Le génial dessinateur du Sommet des dieux s’éloigne des grands espaces et s’intéresse aux petits plats. Au lendemain du réveillon, du repas de Noel ou d’une grosse bouffe entre potes, ne lisez pas ce court récit qui vous fera saliver.
C’est un commercial. Il a une petite affaire d’import-export. Il vadrouille dans Tokyo et sa lointaine banlieue. Rien ne le différencie de tous les hommes pressés en costard. Il a juste un petit sourire narquois. Car sous ses airs de travailleur, le héros est un estomac sur pattes. Il cache bien son jeu. Mais dès qu’il a un peu de temps, il tente des restaurants typiques ou intrigants. Le gourmet solitaire retrouve dans ces endroits un peu d’humanité.

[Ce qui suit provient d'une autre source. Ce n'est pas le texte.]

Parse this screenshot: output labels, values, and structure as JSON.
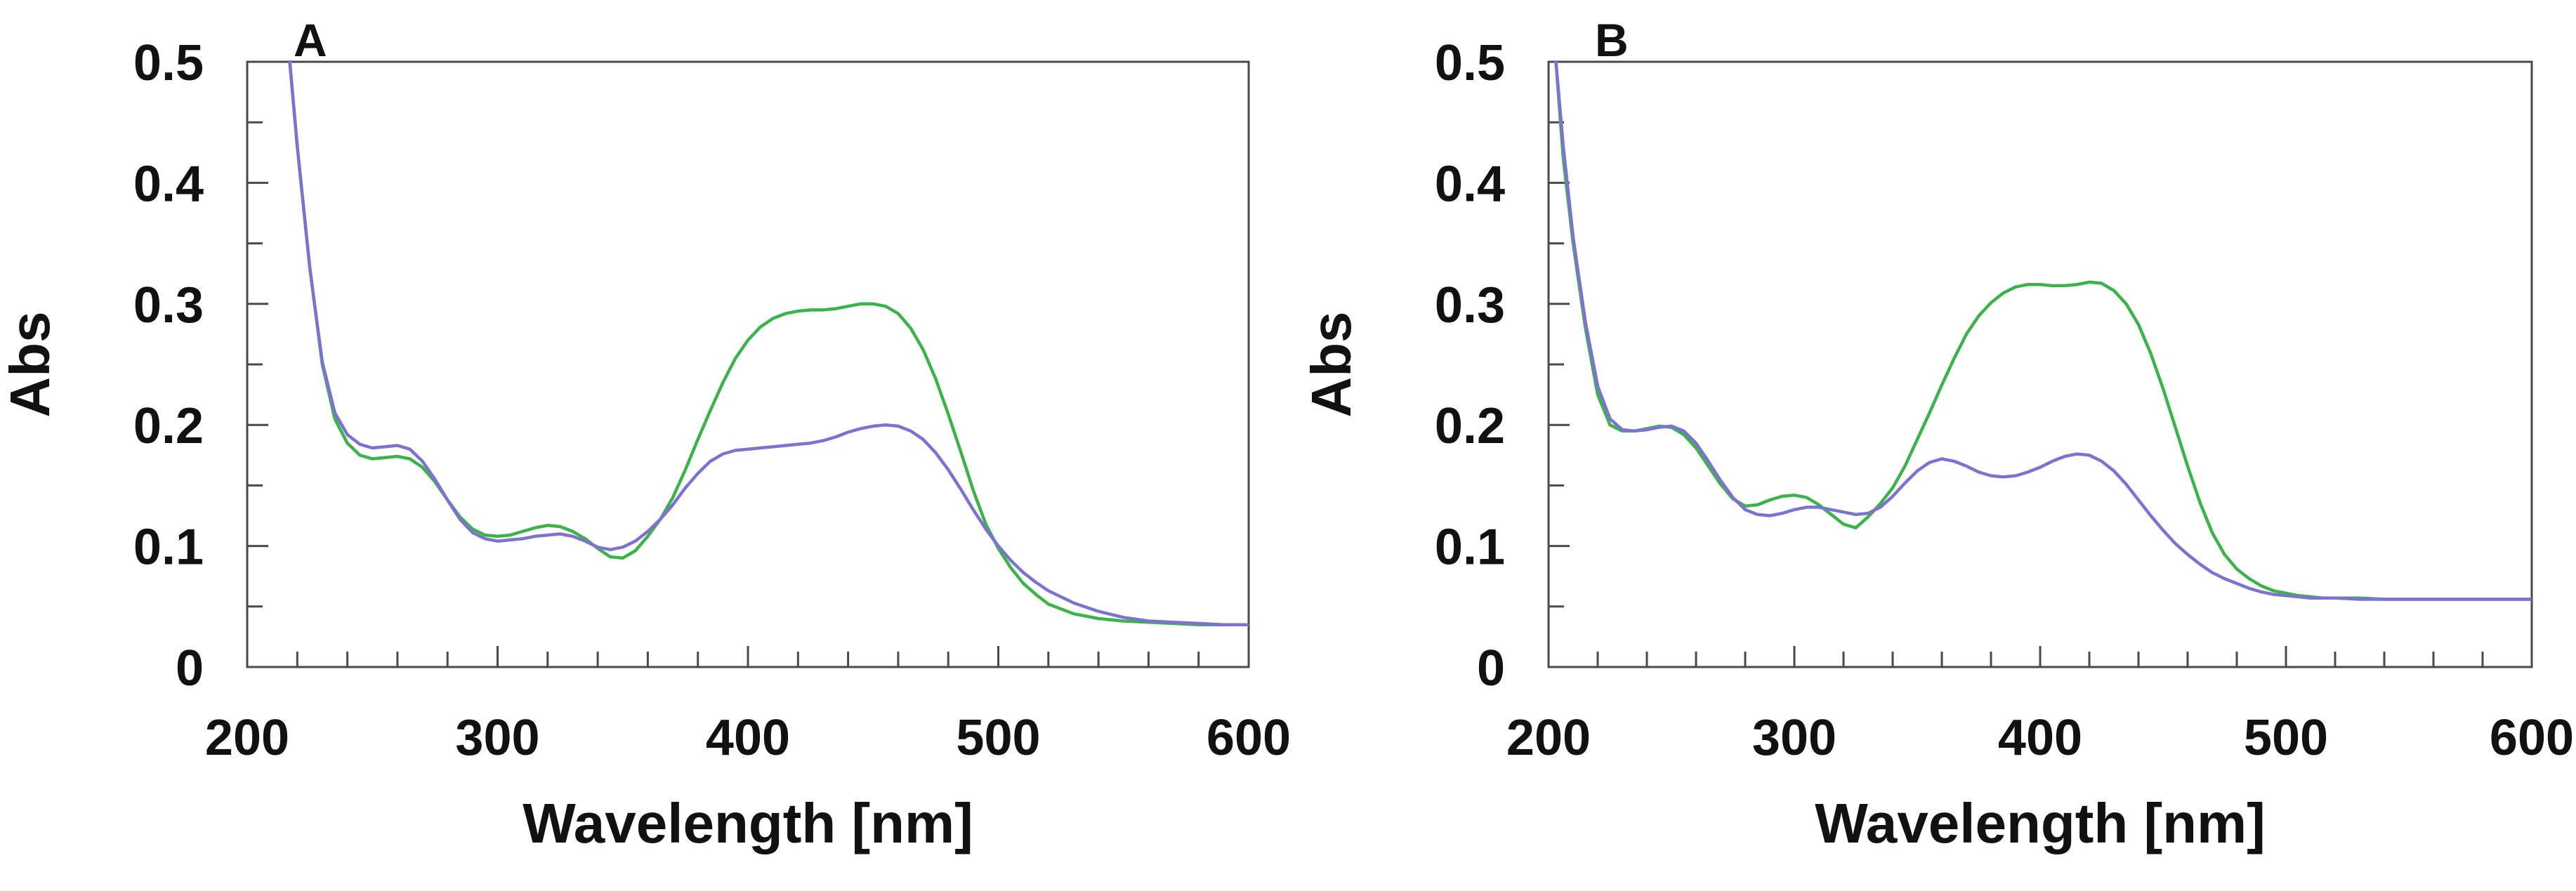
{
  "chart_data": [
    {
      "panel": "A",
      "type": "line",
      "xlabel": "Wavelength [nm]",
      "ylabel": "Abs",
      "xlim": [
        200,
        600
      ],
      "ylim": [
        0,
        0.5
      ],
      "xticks": [
        200,
        300,
        400,
        500,
        600
      ],
      "xtick_labels": [
        "200",
        "300",
        "400",
        "500",
        "600"
      ],
      "yticks": [
        0,
        0.1,
        0.2,
        0.3,
        0.4,
        0.5
      ],
      "ytick_labels": [
        "0",
        "0.1",
        "0.2",
        "0.3",
        "0.4",
        "0.5"
      ],
      "series": [
        {
          "name": "green",
          "color": "#3cb24a",
          "x": [
            217,
            220,
            225,
            230,
            235,
            240,
            245,
            250,
            255,
            260,
            265,
            270,
            275,
            280,
            285,
            290,
            295,
            300,
            305,
            310,
            315,
            320,
            325,
            330,
            335,
            340,
            345,
            350,
            355,
            360,
            365,
            370,
            375,
            380,
            385,
            390,
            395,
            400,
            405,
            410,
            415,
            420,
            425,
            430,
            435,
            440,
            445,
            450,
            455,
            460,
            465,
            470,
            475,
            480,
            485,
            490,
            495,
            500,
            505,
            510,
            515,
            520,
            530,
            540,
            550,
            560,
            570,
            580,
            590,
            600
          ],
          "y": [
            0.5,
            0.43,
            0.33,
            0.25,
            0.205,
            0.185,
            0.175,
            0.172,
            0.173,
            0.174,
            0.172,
            0.165,
            0.153,
            0.138,
            0.124,
            0.114,
            0.109,
            0.108,
            0.109,
            0.112,
            0.115,
            0.117,
            0.116,
            0.112,
            0.106,
            0.098,
            0.091,
            0.09,
            0.096,
            0.108,
            0.122,
            0.14,
            0.163,
            0.188,
            0.212,
            0.235,
            0.255,
            0.27,
            0.281,
            0.288,
            0.292,
            0.294,
            0.295,
            0.295,
            0.296,
            0.298,
            0.3,
            0.3,
            0.298,
            0.292,
            0.28,
            0.262,
            0.238,
            0.209,
            0.178,
            0.146,
            0.118,
            0.098,
            0.082,
            0.069,
            0.06,
            0.052,
            0.044,
            0.04,
            0.038,
            0.037,
            0.036,
            0.035,
            0.035,
            0.035
          ]
        },
        {
          "name": "blue",
          "color": "#7b73cf",
          "x": [
            217,
            220,
            225,
            230,
            235,
            240,
            245,
            250,
            255,
            260,
            265,
            270,
            275,
            280,
            285,
            290,
            295,
            300,
            305,
            310,
            315,
            320,
            325,
            330,
            335,
            340,
            345,
            350,
            355,
            360,
            365,
            370,
            375,
            380,
            385,
            390,
            395,
            400,
            405,
            410,
            415,
            420,
            425,
            430,
            435,
            440,
            445,
            450,
            455,
            460,
            465,
            470,
            475,
            480,
            485,
            490,
            495,
            500,
            505,
            510,
            515,
            520,
            530,
            540,
            550,
            560,
            570,
            580,
            590,
            600
          ],
          "y": [
            0.5,
            0.43,
            0.33,
            0.252,
            0.21,
            0.192,
            0.184,
            0.181,
            0.182,
            0.183,
            0.18,
            0.17,
            0.155,
            0.138,
            0.122,
            0.111,
            0.106,
            0.104,
            0.105,
            0.106,
            0.108,
            0.109,
            0.11,
            0.108,
            0.104,
            0.099,
            0.097,
            0.099,
            0.104,
            0.112,
            0.122,
            0.134,
            0.148,
            0.16,
            0.17,
            0.176,
            0.179,
            0.18,
            0.181,
            0.182,
            0.183,
            0.184,
            0.185,
            0.187,
            0.19,
            0.194,
            0.197,
            0.199,
            0.2,
            0.199,
            0.195,
            0.188,
            0.177,
            0.163,
            0.147,
            0.13,
            0.114,
            0.1,
            0.088,
            0.078,
            0.07,
            0.063,
            0.053,
            0.046,
            0.041,
            0.038,
            0.037,
            0.036,
            0.035,
            0.035
          ]
        }
      ]
    },
    {
      "panel": "B",
      "type": "line",
      "xlabel": "Wavelength [nm]",
      "ylabel": "Abs",
      "xlim": [
        200,
        600
      ],
      "ylim": [
        0,
        0.5
      ],
      "xticks": [
        200,
        300,
        400,
        500,
        600
      ],
      "xtick_labels": [
        "200",
        "300",
        "400",
        "500",
        "600"
      ],
      "yticks": [
        0,
        0.1,
        0.2,
        0.3,
        0.4,
        0.5
      ],
      "ytick_labels": [
        "0",
        "0.1",
        "0.2",
        "0.3",
        "0.4",
        "0.5"
      ],
      "series": [
        {
          "name": "green",
          "color": "#3cb24a",
          "x": [
            203,
            206,
            210,
            215,
            220,
            225,
            230,
            235,
            240,
            245,
            250,
            255,
            260,
            265,
            270,
            275,
            280,
            285,
            290,
            295,
            300,
            305,
            310,
            315,
            320,
            325,
            330,
            335,
            340,
            345,
            350,
            355,
            360,
            365,
            370,
            375,
            380,
            385,
            390,
            395,
            400,
            405,
            410,
            415,
            420,
            425,
            430,
            435,
            440,
            445,
            450,
            455,
            460,
            465,
            470,
            475,
            480,
            485,
            490,
            495,
            500,
            505,
            510,
            515,
            520,
            530,
            540,
            550,
            560,
            570,
            580,
            590,
            600
          ],
          "y": [
            0.5,
            0.42,
            0.35,
            0.28,
            0.225,
            0.2,
            0.195,
            0.195,
            0.197,
            0.199,
            0.198,
            0.192,
            0.181,
            0.166,
            0.151,
            0.139,
            0.133,
            0.134,
            0.138,
            0.141,
            0.142,
            0.14,
            0.134,
            0.126,
            0.118,
            0.115,
            0.124,
            0.135,
            0.148,
            0.166,
            0.188,
            0.21,
            0.233,
            0.255,
            0.275,
            0.29,
            0.301,
            0.309,
            0.314,
            0.316,
            0.316,
            0.315,
            0.315,
            0.316,
            0.318,
            0.317,
            0.311,
            0.3,
            0.283,
            0.259,
            0.23,
            0.198,
            0.166,
            0.136,
            0.111,
            0.093,
            0.081,
            0.073,
            0.067,
            0.063,
            0.061,
            0.059,
            0.058,
            0.057,
            0.057,
            0.057,
            0.056,
            0.056,
            0.056,
            0.056,
            0.056,
            0.056,
            0.056
          ]
        },
        {
          "name": "blue",
          "color": "#7b73cf",
          "x": [
            203,
            206,
            210,
            215,
            220,
            225,
            230,
            235,
            240,
            245,
            250,
            255,
            260,
            265,
            270,
            275,
            280,
            285,
            290,
            295,
            300,
            305,
            310,
            315,
            320,
            325,
            330,
            335,
            340,
            345,
            350,
            355,
            360,
            365,
            370,
            375,
            380,
            385,
            390,
            395,
            400,
            405,
            410,
            415,
            420,
            425,
            430,
            435,
            440,
            445,
            450,
            455,
            460,
            465,
            470,
            475,
            480,
            485,
            490,
            495,
            500,
            505,
            510,
            515,
            520,
            530,
            540,
            550,
            560,
            570,
            580,
            590,
            600
          ],
          "y": [
            0.5,
            0.43,
            0.355,
            0.285,
            0.232,
            0.205,
            0.196,
            0.195,
            0.196,
            0.198,
            0.199,
            0.195,
            0.185,
            0.17,
            0.154,
            0.14,
            0.13,
            0.126,
            0.125,
            0.127,
            0.13,
            0.132,
            0.132,
            0.13,
            0.128,
            0.126,
            0.127,
            0.132,
            0.141,
            0.152,
            0.162,
            0.169,
            0.172,
            0.17,
            0.166,
            0.161,
            0.158,
            0.157,
            0.158,
            0.161,
            0.165,
            0.17,
            0.174,
            0.176,
            0.175,
            0.17,
            0.162,
            0.151,
            0.138,
            0.125,
            0.113,
            0.102,
            0.093,
            0.085,
            0.078,
            0.073,
            0.069,
            0.065,
            0.062,
            0.06,
            0.059,
            0.058,
            0.057,
            0.057,
            0.057,
            0.056,
            0.056,
            0.056,
            0.056,
            0.056,
            0.056,
            0.056,
            0.056
          ]
        }
      ]
    }
  ]
}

Impressionnant dessinateur, Jîro Taniguchi, a un trait d’une précision hallucinante. Ses descriptions de la ville sont d’un réalisme affolant. La tentaculaire Tokyo réserve des surprises, cachées par le gigantisme urbain que souligne le style du dessinateur habitué aux grands espaces (la saga Le sommet des dieux). Il dépeint au fil des promenades de monsieur Inogashira, des petites gargotes où des petits miracles culinaires sont réalisés.
Les auteurs observent ce court moment où l’homme se fait plaisir et partage avec d’autres des recettes culottées et raffinées. Un peu comme le cinéma d’Ozu, la bédé donne à voir une humanité résignée mais pleine d’espoir. A travers un acte inconséquent, manger, se dessine une étrange condition humaine.
Sous les plats, que l’on aimerait vraiment goûter, apparaît un constat aigre doux sur la société japonaise. L’absence même d’événements permet une grande clairvoyance et l’écriture se révèle d’une nuance assez rare dans le neuvième art.
Des anguilles grillées aux nouilles de blé tendre udon en passant par la portion géante de raviolis frits, l’anecdotique console, à sa plus grande surprise, le lecteur. Il lui donne envie de s’installer autour d’une table. Réunir des amis. Goûter à des mets exotiques. Et surtout partager.